Defining the role of individual gut commensal microbes and host-microbe interactions

  • Author / Creator
    Ju, Tingting
  • Changes in the gut microbiota have been correlated with positive and negative health outcomes; however, the mechanisms of causality in microbial modifications and resulting host responses are largely unknown. In this thesis, a mouse model was successfully established by colonizing mice with gut microbial communities that differ only in the presence of a single commensal bacterium. Mouse commensal Escherichia coli and Parasutterella strains were selected as model microorganisms to investigate the mechanisms of host-microbe interactions with different perturbations.
    To determine the impact of E. coli colonization on host response after antibiotic treatment, mice were colonized with E. coli and subsequently treated with metronidazole. E. coli colonized the mouse gut readily without causing notable changes in microbiota or host response. However, the presence of E. coli strongly affected metronidazole-induced microbial community structural shifts. Remarkably, E. coli in the context of a complex microbiota led to variations in the host response to metronidazole treatment including increased expression of antimicrobial peptide genes and intestinal inflammation. This proof of concept study provides an explanation for variability in animal models using antibiotics, and also encourages the development of personalized medication in antibiotic therapies.

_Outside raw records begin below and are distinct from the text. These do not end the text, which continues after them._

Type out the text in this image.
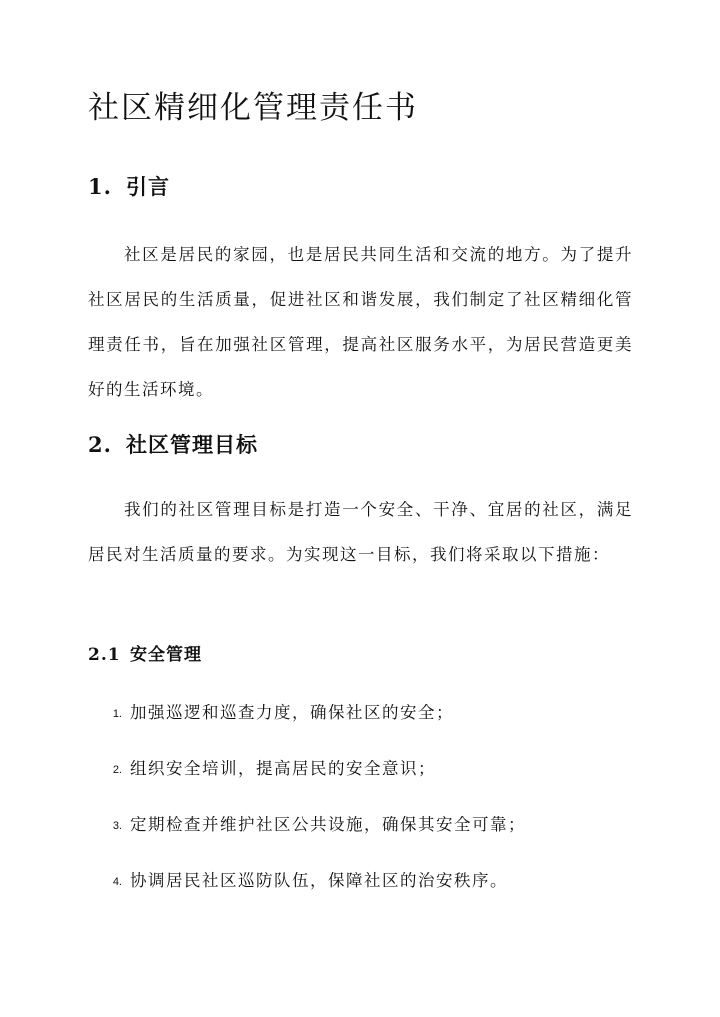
社区精细化管理责任书
1. 引言

社区是居民的家园，也是居民共同生活和交流的地方。为了提升社区居民的生活质量，促进社区和谐发展，我们制定了社区精细化管理责任书，旨在加强社区管理，提高社区服务水平，为居民营造更美好的生活环境。

2. 社区管理目标

我们的社区管理目标是打造一个安全、干净、宜居的社区，满足居民对生活质量的要求。为实现这一目标，我们将采取以下措施：

2.1 安全管理
1. 加强巡逻和巡查力度，确保社区的安全；
2. 组织安全培训，提高居民的安全意识；
3. 定期检查并维护社区公共设施，确保其安全可靠；
4. 协调居民社区巡防队伍，保障社区的治安秩序。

    The enrichment of family Enterobacteriaceae induced by high-fat diet (HFD) feeding has been correlated with impaired glucose homeostasis. To investigate the relationship between the enriched Enterobacteriaceae and the development of HFD-induced metabolic disease, the commensal E. coli strain was added to the mouse model with HFD intervention. When mice were maintained on a standard chow diet for 16 weeks, no difference in metabolic outcomes was observed between the control and E. coli-colonized mice. In contrast, under the HFD regime, the presence of E. coli significantly increased body weight and adiposity as well as induced an impaired glucose tolerance, which was accompanied by elevated levels of plasma leptin. In addition, with HFD treatment, the colonization of E. coli led to increased inflammation in adipose tissue. The results demonstrated the role of commensal E. coli in glucose homeostasis and energy metabolism responding to HFD treatment, indicating contributions of commensal bacteria to the pathogenesis of obesity and insulin resistance.
    To characterize the role of the genus Parasutterella, a core component of the human and mouse gut microbiota, Parasutterella mc1 was isolated from the mouse gut and characterized in vitro and in vivo. Mouse, rat, and human Parasutterella isolates were all asaccharolytic and producers of succinate. The murine isolate stably colonized the mouse intestine without shifting bacterial composition. Notable changes in microbial-derived metabolites were aromatic amino acid, bilirubin, purine, and bile acid derivatives. The impacted bile acid profile was consistent with altered expression of ileal bile acid transporter genes and hepatic bile acid synthesis genes, supporting the potential role of Parasutterella in bile acid maintenance and cholesterol metabolism. This experiment provides the first indication of the role of Parasutterella in the gut, beyond correlation, and provides insight into how it may contribute to host health.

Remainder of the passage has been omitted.